Money tips and pointers for the post-secondary masses
By Jenn Markham, Contributor
Students aren’t the most prudent of individuals when it comes to money, probably because we have so little of it. That doesn’t mean you shouldn’t be aware of what you can do with the money you have. Here is some simple advice for the standard student to help keep finances in check.
Banking fees
Some financial institutions offer free banking for students, or until you turn 19 or 25. To reap these benefits, often all you need is proof of enrolment. But, be warned: even if you’re going to school for multiple consecutive years, you may have to go in yearly to update it.
Tuition payments
Students might have been surprised when paying tuition this fall that Douglas College no longer accepts credit cards. Alternatively, students can pay tuition with cash, cheque, or debit online or in person. Some financial institutions also accept online payments. If you’re not comfortable carrying large sums of cash around, a money order (for under $5,000) or a bank draft (for over $5,000) is a good option.
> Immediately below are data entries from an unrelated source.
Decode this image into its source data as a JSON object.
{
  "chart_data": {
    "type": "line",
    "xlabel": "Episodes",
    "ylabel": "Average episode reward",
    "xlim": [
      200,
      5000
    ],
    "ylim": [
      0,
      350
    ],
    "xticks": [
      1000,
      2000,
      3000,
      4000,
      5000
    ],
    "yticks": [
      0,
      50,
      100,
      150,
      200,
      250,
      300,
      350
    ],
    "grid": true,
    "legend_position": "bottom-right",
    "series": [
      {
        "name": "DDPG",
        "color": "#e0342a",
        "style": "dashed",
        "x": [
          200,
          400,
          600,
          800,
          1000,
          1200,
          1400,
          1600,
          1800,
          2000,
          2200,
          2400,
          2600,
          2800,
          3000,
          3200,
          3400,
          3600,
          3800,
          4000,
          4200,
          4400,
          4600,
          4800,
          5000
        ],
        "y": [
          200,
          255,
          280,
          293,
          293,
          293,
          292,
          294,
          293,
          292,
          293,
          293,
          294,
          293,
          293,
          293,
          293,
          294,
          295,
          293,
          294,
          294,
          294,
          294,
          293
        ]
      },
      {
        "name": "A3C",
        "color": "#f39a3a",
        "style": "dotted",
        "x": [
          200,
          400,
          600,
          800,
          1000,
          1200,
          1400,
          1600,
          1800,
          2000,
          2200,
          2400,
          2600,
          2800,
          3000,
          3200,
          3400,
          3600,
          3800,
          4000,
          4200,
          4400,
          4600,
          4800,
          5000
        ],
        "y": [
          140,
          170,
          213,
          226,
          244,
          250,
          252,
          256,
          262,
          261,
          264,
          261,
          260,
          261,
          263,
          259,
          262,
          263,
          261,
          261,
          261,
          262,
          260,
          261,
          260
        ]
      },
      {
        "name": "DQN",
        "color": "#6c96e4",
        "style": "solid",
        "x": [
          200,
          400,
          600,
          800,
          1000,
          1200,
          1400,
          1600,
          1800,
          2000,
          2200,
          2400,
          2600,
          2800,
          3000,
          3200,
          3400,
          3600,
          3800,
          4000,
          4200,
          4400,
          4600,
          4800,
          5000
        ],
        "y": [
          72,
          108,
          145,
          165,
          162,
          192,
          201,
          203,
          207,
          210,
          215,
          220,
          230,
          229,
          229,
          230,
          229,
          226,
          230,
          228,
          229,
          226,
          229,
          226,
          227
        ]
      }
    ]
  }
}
The money is debited from your account right away, and you’re given a cheque-like slip to use in place, in some cases for a small fee.
Interest rates
For students who previously used credit cards to pay their tuition, and had the money saved up, finding an alternative route to pay will be easier than for the students who carried a balance on theirs or someone else’s credit card from tuition. It gets tricky when you start to think about how much extra you’re paying on a credit card with 19 to 20 per cent interest. That’s where a personal line of credit might work better. Like a credit card, you can borrow money and make payments, but interest rates are lower, sometimes between three and five per cent. The likelihood to get accepted for these is often based on your credit score.
Credit rating
A credit rating is basically someone else keeping track of how often you make payments, and the likelihood that you’ll default on payments in the future. The idea is that no one will lend you money if they don’t have reason to believe you will be able to pay it back. When you turn 19, you have no credit rating, and in the scheme of lending, that’s equivalent to having a bad credit rating. This becomes important later when you want to get a mortgage for a house, or other lending products. Getting a credit card with a low limit that you pay off every month will help build good credit, as well as paying other bills on time such as your cellphone and house utilities.